Marius Distler1, Stephan Kersting, Felix Rückert, Frank Dobrowolski, Stephan Miehlke, Robert Grützmann, Hans-Detlev Saeger.   

Abstract

CONTEXT: Palliative procedures play an important role in the treatment of malignancies of the pancreatic head/distal biliary tree, as only 20-30% can be cured by surgical resection.
OBJECTIVE: We sought to determine if surgical or non-surgical management was the most appropriate therapy for the treatment of obstructive jaundice in the palliative setting.
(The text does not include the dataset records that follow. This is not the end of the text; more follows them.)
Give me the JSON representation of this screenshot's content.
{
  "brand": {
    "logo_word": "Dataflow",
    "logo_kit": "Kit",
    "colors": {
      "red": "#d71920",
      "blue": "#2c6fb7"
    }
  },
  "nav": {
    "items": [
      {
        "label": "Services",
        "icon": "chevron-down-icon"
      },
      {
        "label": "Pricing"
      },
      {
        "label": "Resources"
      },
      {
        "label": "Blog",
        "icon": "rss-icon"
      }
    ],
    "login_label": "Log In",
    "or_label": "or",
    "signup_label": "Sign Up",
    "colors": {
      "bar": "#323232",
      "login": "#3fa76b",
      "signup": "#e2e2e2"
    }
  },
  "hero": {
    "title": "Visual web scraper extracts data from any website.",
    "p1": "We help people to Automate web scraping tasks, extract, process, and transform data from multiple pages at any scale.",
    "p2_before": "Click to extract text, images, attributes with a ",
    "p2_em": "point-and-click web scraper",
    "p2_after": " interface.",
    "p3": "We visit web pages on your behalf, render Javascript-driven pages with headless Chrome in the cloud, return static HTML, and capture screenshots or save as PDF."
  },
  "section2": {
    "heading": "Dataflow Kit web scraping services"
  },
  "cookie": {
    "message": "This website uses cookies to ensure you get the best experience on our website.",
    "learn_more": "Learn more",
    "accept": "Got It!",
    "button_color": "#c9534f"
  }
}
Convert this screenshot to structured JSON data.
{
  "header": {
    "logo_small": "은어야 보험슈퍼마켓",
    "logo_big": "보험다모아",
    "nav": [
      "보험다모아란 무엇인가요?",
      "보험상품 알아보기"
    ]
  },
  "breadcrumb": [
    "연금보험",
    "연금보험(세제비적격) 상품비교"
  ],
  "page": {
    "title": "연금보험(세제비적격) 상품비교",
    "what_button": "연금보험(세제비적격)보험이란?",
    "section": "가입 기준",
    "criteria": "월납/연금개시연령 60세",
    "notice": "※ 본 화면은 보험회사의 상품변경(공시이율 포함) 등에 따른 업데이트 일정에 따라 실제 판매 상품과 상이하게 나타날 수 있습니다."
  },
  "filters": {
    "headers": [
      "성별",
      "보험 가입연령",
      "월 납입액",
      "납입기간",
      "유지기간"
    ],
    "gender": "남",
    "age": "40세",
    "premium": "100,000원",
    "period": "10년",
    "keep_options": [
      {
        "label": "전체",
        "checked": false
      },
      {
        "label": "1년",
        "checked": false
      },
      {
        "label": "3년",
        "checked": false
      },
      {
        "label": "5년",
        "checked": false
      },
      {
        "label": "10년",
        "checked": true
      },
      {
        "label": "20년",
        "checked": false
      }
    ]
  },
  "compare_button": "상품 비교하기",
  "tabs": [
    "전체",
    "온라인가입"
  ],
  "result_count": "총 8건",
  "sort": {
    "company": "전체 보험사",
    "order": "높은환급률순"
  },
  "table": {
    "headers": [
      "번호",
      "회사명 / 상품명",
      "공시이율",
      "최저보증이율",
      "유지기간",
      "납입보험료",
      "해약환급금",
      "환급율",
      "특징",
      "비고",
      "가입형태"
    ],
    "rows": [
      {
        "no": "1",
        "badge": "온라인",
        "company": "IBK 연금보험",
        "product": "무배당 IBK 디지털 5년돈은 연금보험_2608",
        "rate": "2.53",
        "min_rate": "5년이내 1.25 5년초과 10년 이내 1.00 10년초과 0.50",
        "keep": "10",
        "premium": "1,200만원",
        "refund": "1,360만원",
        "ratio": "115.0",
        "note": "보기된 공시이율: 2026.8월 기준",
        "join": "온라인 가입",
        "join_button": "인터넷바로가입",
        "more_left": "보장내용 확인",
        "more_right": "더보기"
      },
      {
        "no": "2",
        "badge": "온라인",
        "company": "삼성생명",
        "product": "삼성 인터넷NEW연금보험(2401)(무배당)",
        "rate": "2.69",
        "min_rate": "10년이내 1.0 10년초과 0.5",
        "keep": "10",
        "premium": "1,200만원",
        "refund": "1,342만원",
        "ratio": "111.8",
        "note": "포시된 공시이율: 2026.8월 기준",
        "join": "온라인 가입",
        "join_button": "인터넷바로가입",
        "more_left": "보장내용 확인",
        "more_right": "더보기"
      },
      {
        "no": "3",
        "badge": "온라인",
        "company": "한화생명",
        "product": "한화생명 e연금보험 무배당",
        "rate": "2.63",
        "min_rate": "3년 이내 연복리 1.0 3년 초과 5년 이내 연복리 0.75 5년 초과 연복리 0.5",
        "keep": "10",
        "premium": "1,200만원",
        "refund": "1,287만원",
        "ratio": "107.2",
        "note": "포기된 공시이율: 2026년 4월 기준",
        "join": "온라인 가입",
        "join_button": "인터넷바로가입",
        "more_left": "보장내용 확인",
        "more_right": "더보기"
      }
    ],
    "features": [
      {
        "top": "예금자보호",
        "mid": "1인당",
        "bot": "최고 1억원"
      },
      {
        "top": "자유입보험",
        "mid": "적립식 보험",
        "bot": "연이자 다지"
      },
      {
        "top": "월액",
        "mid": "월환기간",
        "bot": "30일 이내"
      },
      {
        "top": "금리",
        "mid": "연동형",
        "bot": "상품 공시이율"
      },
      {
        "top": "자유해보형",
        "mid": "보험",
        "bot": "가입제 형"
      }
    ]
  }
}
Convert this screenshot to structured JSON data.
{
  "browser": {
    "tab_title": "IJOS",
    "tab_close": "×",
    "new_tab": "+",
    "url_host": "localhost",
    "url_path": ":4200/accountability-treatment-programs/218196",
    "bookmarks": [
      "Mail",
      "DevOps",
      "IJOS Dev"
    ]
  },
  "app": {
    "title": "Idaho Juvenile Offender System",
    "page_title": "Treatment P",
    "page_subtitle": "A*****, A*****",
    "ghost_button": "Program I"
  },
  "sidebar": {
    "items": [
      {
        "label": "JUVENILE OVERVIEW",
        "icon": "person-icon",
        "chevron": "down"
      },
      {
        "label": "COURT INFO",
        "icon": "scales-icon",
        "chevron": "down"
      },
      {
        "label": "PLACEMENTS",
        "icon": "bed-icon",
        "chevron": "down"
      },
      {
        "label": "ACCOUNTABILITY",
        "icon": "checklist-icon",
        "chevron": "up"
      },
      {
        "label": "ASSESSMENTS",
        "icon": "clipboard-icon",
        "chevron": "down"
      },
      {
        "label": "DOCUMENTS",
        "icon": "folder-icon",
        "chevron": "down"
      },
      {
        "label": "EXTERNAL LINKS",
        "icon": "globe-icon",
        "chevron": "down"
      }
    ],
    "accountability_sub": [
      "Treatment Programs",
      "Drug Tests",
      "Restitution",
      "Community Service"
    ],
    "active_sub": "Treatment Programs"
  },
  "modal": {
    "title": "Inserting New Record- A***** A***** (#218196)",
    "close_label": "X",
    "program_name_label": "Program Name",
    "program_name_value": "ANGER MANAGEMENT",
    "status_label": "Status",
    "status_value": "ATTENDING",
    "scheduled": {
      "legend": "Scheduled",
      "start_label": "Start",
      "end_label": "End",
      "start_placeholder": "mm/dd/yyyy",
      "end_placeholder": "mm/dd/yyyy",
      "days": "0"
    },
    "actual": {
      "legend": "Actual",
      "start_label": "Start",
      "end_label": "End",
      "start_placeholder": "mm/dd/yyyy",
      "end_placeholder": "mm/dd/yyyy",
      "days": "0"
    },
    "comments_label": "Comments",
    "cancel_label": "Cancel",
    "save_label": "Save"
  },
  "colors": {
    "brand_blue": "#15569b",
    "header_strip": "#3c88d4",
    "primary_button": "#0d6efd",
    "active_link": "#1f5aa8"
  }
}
SETTING: High volume center for pancreatic surgery. PATIENTS: Analysis of 342 palliatively-treated patients with adenocarcinoma of the pancreatic head or the distal biliary tree. MAIN OUTCOME MEASURES: We studied the outcomes with regard to treatment, complications and survival times.
DESIGN: The patients were divided into three groups. Group 1: endoscopic bile duct endoprosthesis (no. 138, 56%); Group 2: preoperative stenting followed by laparotomy (if patients were found to be unresectable, palliative hepaticojejunostomy was performed) (no. 68, 28%); Group 3: hepaticojejunostomy without preoperative stenting (no. 41, 16%). We also determined the frequency of re-hospitalization for recurrent jaundice.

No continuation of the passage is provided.